The 34-year-old from Gulfport, Miss., was stranded in the islands this week after being told he was on the FBI’s no-fly list during a layover for a military flight from California to Japan.
The episode left Hicks scrambling to figure out how he’d get home from Hawaii without being able to fly until he was abruptly removed from the list on Thursday with no explanation. It also raised questions beyond how he landed on the list: How could someone on a list intelligence officials use to inform counterterrorism investigations successfully fly standby on an Air Force flight?
Hicks said he was traveling to visit his wife, a U.S. Navy lieutenant who’s deployed in Japan. He hitched a ride on the military flight as is common for military dependents, who are allowed to fly on scheduled routes when there’s room.
Hicks said that during his layover at Joint Base Pearl Harbor-Hickam, a U.S. Immigration and Customs Enforcement agent told him he was on the no-fly list and wouldn’t be allowed on a plane.
“I said, ‘How am I supposed to get off this island and go see my wife or go home?’ And her explanation was: ‘I don’t know,'” Hicks said.
Hicks said he was shocked and thought they must have had the wrong person because he doesn’t have a criminal record and recently passed an extensive background check in Mississippi to get a permit to carry a concealed weapon.
But the agent said his name, Social Security number and date of birth matched the person prohibited from flying, Hicks said. He wasn’t told why and wonders whether his controversial views on the Sept. 11 terrorist attacks played a role. Hicks said he disagrees with the 9/11 Commission’s conclusions about the attacks.
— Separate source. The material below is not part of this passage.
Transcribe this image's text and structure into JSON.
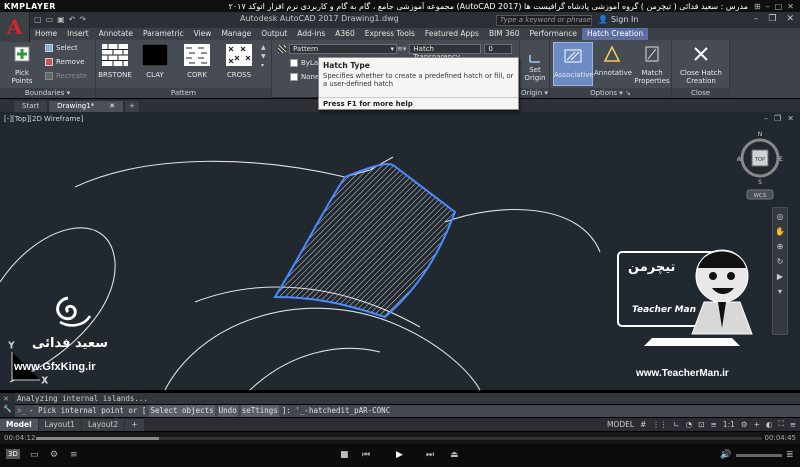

Phi Beta Iota: There are at least three sucking chest wounds in this situation. 1) Quality control lacking — this man’s name and social security number should never have gotten on to the list. 2) Lack of intelligence and integrity in Hawaii — someone in the airport representing the Governor should have become immediately aware of this and had the authority to immediately override a clearly insane no-fly list entry. 3) Lack of intelligence and integrity within TSA — at a minimum the senior TSA officer should have been able to call a 24/7 number and reach the Director or Deputy Director of TSA Intelligence, receiving concurrence on a local over-ride. The system is out of control. Everyone is afraid to take responsibility and use their brain. It is quite clear that TSA desperately needs someone that can be reached 24/7, hear all sides, and make a binding decision on behalf of the Secretary for Homeland Security. Right now we have just one question: is the Inspector General on the case, and will we all learn what chain of idiots put this man’s name on the no-fly list? While we’re at it, can we find out where TSA keeps its own brain, and why it was not engaged at any level? TSA needs at least one intelligence manager who can tell those in charge of the no fly list to stick in their ear, and hold them accountable for the immediate correction of obvious errors of intelligence and integrity. This case — and the lessons that can be drawn from it — are a GIFT to TSA; we hope they make the most of it.